Remnants of a Stone Age Settlement, Skara Brae is located on the largest island in the Orkney archipelago in Scotland have revealed unusual dietary habits of its inhabitants. The residents were farmers who raised cattle and sheep, planted crops and dined on shellfish. However, a new delicacy was discovered.
Researchers found that the settlement dating from 3180 B.C. to 2500 B.C., had a proliferation of voles, more than a normal habitation, and wondered what drew them. While excavating during the 1970’s, they unearthed 2.5 pounds of micro mammal bones (wood mice and Orkney voles) out of four different trenches. They bagged them and set out to research them. They studied the remains of at least 1,674 rodents in 29,553 skeletal fragments, including 8,360 isolated teeth. Most of them came from voles. Their findings were just released.
We were studying rodent bone remains to see if we could find out anything about the relationship between the people who lived at Skara Brae and the rodents that were also there at the time, 5,000 years ago. Were the rodents just living around the village anyway, or were they a serious pest to the inhabitants, for example.
It is known that Orknay voles were introduced from Continental Europe during the Neolithic era. Voles are often considered pests who destroyed crops and brought disease. They usually lived in the woods, feasting on grasses, seeds, flowers, leaves, other plant life and occasionally insects. However, in this case, it seemed that the voles were deliberately brought into the village.
Dr. Herman says,
The remains were mixed with other human refuse, showing that they were likely to have been put there by the people who lived there, rather than birds of prey or other animals.

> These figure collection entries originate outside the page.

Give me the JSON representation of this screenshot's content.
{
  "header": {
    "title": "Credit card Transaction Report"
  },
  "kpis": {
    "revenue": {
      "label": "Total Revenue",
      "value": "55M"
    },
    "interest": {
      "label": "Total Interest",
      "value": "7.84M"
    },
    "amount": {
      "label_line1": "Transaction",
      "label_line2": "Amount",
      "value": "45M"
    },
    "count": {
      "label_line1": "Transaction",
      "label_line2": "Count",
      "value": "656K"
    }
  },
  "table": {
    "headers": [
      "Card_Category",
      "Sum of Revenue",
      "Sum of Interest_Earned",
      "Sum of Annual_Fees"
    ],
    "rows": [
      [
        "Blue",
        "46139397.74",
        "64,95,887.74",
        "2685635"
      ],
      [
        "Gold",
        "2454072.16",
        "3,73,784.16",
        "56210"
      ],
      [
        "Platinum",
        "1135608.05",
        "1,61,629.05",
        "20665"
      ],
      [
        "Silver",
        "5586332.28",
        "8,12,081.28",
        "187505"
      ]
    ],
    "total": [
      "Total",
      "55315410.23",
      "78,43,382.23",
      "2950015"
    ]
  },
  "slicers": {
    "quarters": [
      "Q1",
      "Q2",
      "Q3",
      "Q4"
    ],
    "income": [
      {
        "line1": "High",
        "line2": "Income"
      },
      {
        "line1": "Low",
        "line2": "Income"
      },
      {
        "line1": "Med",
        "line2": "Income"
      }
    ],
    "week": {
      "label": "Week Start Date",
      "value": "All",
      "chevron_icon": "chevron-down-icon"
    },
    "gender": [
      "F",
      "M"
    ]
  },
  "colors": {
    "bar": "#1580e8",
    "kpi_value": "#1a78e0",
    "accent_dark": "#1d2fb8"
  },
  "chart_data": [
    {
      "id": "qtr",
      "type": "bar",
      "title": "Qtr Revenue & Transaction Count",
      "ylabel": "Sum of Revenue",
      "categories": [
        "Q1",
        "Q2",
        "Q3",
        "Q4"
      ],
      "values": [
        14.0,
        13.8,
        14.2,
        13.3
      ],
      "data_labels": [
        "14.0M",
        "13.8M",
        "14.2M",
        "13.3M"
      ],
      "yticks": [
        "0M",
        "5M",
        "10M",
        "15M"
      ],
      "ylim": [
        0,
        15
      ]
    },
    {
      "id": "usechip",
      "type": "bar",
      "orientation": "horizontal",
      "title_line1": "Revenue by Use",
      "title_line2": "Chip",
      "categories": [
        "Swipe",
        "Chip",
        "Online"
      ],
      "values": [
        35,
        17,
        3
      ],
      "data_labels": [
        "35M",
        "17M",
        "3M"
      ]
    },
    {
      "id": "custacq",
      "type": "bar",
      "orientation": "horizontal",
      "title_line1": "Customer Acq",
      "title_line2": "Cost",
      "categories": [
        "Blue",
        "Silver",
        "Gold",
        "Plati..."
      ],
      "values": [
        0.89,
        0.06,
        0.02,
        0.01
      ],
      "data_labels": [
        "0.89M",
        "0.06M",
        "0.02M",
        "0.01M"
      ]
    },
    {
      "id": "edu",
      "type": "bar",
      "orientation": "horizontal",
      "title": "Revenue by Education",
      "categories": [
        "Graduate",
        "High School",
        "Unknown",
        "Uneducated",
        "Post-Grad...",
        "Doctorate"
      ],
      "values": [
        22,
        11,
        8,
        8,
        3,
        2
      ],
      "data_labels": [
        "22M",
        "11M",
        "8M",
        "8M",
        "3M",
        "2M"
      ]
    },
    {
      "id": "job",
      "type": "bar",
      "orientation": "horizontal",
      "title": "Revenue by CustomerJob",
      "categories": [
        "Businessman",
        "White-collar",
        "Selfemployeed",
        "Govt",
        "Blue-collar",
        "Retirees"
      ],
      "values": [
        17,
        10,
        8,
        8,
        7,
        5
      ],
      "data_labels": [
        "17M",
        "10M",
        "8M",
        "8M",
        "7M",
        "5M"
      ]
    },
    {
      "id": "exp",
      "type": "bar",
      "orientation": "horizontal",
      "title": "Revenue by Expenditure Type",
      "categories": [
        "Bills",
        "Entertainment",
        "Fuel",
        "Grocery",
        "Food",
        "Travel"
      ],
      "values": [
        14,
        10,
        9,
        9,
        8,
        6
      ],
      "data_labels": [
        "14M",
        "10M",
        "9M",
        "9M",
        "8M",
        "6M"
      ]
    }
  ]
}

Many of the remains were burnt, as if they had been roasted on a fire, suggesting that they were being cooked and presumably eaten. Only voles, and not mice were eaten.
It appears that the meaty voles were roasted whole over fires until crispy. It is surmised that they were a snack or an emergency food source. It has been noted that voles were often transported on ships as a possible food source on long sea journeys.
Dr. Herman adds,
Rodent remains have been found in archaeological sites around the world, including the Middle East, eastern Asia, both South and North America and in southern Africa. These were also used for food and the practice is still common in some parts of the world, for example in South America. However, we have the earliest evidence for rodents being used as food in the European continent.
Rodents are frequently excavated from older archaeological sites in Europe, but people haven’t examined why they are there. Maybe because they are not currently a food source in Europe, no one ever thought to ask if they had been in the past.
Anyone ready to try Vole en Brochette? Vole Shish Kebob?